I’m one of those strange people who don’t believe you have to be a Great Writer (the caps are deliberate) in order to be a Great Storyteller. Like love and sex, each can exist without the other and it doesn’t have to be a bad thing.
Let’s take a look at one of the shelves in one of my book cases (I have a lot of both books and book cases) the complete Harry Potter series, Twilight (the first book),Candace Bushnell’s original Sex and the City, Niffenegger’s The Time Traveller’s Wife, Alan Paton’s Cry The Beloved Country, The Well Read Witch, AA Milne’s Winnie The Pooh, and a funny little book called The Daughter’s of Megwynn. The first thing that shelf tells you is that I’m hopelessly disorganized when it comes to my bookshelves (which is probably unsurprising to many who know me) and the second thing is that I have fairly ecclectic taste.
If I were to admit I enjoyed the Harry Potter series and the first of the Twilight books, I’m sure plenty of people would be quick to point out all the things wrong with them – and the reasons would vary from poor writing to vampires shouldn’t sparkle.
My eldest son was about eight when the Harry Potter books first came out and he devoured them. In fact the collection we have is so battered and dog eared you’d think they came from a library rather than just one family.

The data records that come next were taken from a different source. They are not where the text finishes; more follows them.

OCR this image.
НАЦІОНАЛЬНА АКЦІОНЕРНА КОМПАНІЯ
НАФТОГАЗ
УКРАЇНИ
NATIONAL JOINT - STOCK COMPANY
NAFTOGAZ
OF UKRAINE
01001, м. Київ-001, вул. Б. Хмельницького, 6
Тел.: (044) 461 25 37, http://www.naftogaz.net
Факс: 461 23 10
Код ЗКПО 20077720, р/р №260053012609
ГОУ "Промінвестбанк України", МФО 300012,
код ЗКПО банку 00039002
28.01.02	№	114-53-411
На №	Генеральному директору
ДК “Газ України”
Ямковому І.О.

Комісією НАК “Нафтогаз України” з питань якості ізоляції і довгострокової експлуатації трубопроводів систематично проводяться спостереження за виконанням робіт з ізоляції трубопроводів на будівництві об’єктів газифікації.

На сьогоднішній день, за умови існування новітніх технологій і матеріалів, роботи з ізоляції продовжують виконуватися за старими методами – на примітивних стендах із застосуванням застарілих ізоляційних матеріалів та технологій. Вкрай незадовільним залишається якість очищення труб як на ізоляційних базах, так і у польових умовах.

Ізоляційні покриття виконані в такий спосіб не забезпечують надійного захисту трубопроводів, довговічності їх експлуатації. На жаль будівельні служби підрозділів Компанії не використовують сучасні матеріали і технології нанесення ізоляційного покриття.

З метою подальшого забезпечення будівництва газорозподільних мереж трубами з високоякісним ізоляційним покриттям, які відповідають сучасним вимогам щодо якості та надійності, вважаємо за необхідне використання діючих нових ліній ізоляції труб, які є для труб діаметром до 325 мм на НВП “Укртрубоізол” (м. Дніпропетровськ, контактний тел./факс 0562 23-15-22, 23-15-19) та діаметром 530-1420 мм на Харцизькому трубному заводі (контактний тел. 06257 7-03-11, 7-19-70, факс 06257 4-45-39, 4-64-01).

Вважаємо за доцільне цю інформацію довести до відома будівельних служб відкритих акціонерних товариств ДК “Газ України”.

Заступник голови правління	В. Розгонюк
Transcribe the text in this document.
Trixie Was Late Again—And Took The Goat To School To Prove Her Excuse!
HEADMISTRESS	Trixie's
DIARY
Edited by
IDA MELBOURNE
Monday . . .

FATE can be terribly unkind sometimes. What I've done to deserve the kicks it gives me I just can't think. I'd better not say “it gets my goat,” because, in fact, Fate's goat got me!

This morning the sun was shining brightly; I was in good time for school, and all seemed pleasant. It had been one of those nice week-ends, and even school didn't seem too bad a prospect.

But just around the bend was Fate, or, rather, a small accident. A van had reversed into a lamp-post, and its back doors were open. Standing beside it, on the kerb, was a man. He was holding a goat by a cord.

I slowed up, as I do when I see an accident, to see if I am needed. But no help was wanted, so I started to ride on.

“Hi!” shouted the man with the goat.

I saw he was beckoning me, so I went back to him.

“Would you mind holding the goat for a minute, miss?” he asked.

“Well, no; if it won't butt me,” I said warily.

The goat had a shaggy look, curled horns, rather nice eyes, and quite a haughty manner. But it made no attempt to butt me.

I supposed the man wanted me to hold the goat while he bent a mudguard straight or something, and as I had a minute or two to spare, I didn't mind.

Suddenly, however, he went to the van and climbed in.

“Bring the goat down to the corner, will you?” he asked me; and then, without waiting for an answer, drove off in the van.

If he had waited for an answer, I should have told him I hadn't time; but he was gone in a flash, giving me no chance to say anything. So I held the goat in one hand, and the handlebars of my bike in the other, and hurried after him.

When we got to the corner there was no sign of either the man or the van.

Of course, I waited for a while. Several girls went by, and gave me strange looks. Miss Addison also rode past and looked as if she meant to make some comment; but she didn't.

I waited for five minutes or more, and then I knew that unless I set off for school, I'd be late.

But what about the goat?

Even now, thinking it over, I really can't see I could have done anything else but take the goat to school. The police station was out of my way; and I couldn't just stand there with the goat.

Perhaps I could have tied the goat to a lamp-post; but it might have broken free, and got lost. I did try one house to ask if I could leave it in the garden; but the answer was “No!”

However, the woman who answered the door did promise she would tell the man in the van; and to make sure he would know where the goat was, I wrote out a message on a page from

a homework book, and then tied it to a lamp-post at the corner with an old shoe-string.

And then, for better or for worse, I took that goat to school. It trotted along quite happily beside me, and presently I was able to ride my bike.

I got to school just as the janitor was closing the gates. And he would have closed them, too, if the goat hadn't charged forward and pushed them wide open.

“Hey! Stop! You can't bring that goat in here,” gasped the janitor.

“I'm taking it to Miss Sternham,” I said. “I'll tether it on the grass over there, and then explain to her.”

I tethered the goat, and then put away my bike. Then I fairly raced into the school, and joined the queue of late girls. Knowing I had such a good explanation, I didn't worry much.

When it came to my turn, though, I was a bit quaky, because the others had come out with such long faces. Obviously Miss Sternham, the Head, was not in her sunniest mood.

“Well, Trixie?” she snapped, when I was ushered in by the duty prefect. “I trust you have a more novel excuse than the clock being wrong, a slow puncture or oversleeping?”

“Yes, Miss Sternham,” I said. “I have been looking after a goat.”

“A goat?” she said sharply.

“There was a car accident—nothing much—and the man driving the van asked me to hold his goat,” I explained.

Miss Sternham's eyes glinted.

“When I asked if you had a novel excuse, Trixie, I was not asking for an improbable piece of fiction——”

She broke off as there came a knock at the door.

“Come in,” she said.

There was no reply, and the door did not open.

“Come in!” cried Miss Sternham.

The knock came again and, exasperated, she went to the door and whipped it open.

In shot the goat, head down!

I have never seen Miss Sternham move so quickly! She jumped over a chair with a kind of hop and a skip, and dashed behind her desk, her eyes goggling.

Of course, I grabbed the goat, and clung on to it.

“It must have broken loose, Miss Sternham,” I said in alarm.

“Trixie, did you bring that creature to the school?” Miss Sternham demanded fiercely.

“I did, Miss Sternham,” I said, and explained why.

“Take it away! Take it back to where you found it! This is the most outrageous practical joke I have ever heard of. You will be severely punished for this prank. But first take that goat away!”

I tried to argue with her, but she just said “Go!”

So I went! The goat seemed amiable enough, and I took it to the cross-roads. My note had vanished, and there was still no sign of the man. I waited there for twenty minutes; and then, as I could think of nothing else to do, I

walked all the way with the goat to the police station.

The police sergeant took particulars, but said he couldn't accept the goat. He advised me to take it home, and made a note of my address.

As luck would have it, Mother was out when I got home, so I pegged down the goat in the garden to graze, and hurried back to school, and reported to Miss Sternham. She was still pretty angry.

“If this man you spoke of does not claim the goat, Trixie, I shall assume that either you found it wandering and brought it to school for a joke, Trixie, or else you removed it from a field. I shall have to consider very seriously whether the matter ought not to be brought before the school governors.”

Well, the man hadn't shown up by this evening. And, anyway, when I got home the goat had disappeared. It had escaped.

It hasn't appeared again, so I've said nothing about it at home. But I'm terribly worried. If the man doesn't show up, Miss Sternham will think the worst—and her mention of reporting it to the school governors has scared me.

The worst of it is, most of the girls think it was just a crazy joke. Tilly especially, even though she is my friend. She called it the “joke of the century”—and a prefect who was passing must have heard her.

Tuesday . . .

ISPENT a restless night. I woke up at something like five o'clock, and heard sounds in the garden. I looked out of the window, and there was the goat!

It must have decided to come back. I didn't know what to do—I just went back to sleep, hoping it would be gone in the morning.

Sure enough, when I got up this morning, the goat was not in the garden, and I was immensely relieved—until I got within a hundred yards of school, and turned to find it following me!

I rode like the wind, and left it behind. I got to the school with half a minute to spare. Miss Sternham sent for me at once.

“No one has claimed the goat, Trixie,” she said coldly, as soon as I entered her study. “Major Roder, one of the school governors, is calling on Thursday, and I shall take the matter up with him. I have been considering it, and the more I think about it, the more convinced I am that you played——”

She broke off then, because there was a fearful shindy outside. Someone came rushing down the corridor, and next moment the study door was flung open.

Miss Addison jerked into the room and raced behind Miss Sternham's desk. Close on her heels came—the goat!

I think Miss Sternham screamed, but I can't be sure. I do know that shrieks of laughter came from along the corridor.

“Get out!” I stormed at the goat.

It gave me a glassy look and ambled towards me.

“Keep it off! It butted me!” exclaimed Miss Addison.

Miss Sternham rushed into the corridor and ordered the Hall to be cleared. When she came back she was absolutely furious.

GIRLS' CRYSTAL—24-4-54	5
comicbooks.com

These books have been read, and read again. Over and over. The story still captivates him – even though he’s a 19 year old musician covered in tattoos. I enjoyed seeing his enjoyment so I read them. She may not be Shakespeare, and to be honest The Goblet of Fire leaves me cold, but I thought Rowling told one hell of a story. In fact I’d read Harry Potter over MacBeth any day ( I think I just heard them revoking my NZ Society of Author’s membership).
I felt the same about Twilight. I fell into the story and I thoroughly enjoyed it. Did I think it was the best piece of writing I had ever read? Well no, though I’ve seen worse, but it was a great story. A great love story. The fact that the vampires sparkled never bothered me because I never viewed it as a vampire story. The story that captured me was the story of two young people falling in love, who technically shouldn’t be together. Some other writer has dealt with that hasn’t he?
And let’s be honest here – I’d be lying if I didn’t admit I would love to be the next Rowling or Meyer. Does that make me a sellout? I don’t know and I don’t care. At 44, starving artist has lost its appeal….
Anyway….I didn’t like The Time Traveller’s Wife. I loved Niffenegger’s writing. She certainly could make me see what was happening – but not once did the story engage me. I felt no sympathy or empathy or even interest for any of the characters (except the father’s landlady). I didn’t care what happened to them – yet I always felt sorry for Snape and could cheerfully have booted Bella in the Potter and Twilight books. The Time Traveller’s Wife just left me grumpy and irritable and I had to force myself to keep reading.
The jury is still out on Sex and The City although I loved the TV series. The Well Read Witch is a directory of books for …well….witches. The Daughters of Megwynn is a great little story that I found hidden in the back of my mother’s bookcase. The writing is at best…correct but it’s saving grace is great characters and a lovely storyline.
The ideal book for me is either of the two remaining on the shelf: Winnie The Pooh or Cry The Beloved Country. About as far apart as you can get in style and subject I grant you but both, for me, are brilliantly written and brilliantly told stories.
And while that’s the kind of writer I dream of being – one who is both a good writer and a good storyteller- if I had to choose, I think I would opt for being a great storyteller. Why? Because I love how my kids got lost in the worlds they were reading about. Because I love the way I feel when I’m lost in a book. Because quite simply, nothing beats a really good story.